Abstract

Principles of chemostratigraphic characterization and correlation employing whole-rock inorganic chemical data and heavy mineral grain counts are applied to the frontier Bowser and Sustut basins. Methodologies commonly used with well samples in mature petroleum provinces can be applied to field samples, providing a vital and practical link between the earliest frontier investigations and more advanced hydrocarbon exploration.

The major stratigraphic divisions of the basins, the Bowser Lake and Sustut groups, have markedly different indications of sedimentary provenance from heavy mineral analysis, and are readily differentiated geochemically. Variations in key elements are related directly to the provenance indications identified by heavy minerals.

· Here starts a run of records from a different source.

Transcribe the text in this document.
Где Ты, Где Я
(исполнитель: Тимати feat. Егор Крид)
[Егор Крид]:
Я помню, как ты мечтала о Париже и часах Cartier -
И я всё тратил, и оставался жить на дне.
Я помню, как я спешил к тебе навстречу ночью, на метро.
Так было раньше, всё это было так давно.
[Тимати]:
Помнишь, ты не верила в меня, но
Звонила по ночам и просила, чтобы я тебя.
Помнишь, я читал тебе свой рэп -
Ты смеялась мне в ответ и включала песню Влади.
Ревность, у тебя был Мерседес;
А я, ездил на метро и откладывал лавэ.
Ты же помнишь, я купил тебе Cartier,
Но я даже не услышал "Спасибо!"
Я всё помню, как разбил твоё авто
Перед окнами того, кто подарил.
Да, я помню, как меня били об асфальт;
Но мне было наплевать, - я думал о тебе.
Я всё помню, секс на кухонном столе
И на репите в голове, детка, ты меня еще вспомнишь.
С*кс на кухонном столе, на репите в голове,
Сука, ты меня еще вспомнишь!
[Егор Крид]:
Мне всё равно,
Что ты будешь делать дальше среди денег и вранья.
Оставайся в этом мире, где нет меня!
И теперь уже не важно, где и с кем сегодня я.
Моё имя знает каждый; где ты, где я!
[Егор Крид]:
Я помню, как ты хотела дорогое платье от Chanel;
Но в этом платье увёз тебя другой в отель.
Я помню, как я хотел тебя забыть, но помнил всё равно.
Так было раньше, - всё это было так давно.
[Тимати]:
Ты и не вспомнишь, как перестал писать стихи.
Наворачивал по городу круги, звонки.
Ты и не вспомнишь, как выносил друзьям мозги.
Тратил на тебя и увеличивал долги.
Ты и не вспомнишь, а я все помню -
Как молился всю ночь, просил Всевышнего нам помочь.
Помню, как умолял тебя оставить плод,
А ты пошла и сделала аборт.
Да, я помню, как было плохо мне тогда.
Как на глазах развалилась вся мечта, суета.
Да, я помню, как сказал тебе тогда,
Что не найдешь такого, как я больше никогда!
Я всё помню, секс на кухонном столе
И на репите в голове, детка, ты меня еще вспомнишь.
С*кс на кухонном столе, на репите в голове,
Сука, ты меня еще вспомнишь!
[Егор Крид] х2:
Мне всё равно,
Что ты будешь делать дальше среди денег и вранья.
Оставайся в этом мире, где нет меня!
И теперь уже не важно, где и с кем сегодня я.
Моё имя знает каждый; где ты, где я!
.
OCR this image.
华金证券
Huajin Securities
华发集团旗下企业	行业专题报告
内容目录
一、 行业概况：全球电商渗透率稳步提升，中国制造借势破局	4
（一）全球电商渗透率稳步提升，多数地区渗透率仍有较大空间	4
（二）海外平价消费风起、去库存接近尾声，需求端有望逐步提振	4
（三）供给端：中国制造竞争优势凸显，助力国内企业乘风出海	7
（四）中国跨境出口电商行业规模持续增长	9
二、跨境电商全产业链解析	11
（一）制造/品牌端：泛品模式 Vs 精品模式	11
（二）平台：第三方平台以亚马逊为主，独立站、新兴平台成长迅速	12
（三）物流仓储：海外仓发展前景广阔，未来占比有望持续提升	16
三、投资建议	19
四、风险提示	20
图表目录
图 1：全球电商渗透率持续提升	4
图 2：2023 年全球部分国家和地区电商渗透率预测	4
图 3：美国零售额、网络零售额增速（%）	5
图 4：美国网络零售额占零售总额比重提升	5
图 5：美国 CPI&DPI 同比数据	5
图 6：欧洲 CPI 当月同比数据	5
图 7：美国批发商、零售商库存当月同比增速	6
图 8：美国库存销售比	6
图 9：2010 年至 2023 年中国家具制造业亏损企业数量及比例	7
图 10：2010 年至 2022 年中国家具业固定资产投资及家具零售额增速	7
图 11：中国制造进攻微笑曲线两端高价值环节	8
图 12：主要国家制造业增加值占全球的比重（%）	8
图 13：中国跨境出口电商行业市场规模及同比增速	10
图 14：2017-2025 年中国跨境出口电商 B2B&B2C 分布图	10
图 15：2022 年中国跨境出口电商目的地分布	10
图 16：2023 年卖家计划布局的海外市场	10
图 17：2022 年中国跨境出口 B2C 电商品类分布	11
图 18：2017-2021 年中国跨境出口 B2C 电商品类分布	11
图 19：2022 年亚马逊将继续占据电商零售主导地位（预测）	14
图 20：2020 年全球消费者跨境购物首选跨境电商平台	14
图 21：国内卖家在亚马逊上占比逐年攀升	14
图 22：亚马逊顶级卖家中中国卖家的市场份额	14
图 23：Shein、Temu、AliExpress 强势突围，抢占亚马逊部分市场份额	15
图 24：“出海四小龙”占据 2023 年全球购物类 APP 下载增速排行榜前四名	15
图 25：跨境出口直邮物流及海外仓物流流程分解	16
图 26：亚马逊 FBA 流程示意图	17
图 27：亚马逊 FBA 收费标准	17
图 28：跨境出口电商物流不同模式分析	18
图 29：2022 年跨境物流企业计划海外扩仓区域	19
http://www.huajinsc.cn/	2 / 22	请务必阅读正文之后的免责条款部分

Lithofacies assemblages within the Bowser Lake Group also display contrasting provenance signatures. Sandstones and conglomerates from marine facies (Ritchie-Alger, Todagin, and Muskaboo Creek assemblages) are differentiated from those of the deltaic and nonmarine units (Eaglenest, Skelhorne, Groundhog-Gunanoot and Jenkins Creek assemblages) by higher Fe2O3 and MgO contents, which may relate to increased glauconite contents in marine units. Sandstones and conglomerates from the deltaic to nonmarine units are separated with less certainty by heavy mineral contents and element concentrations or ratios.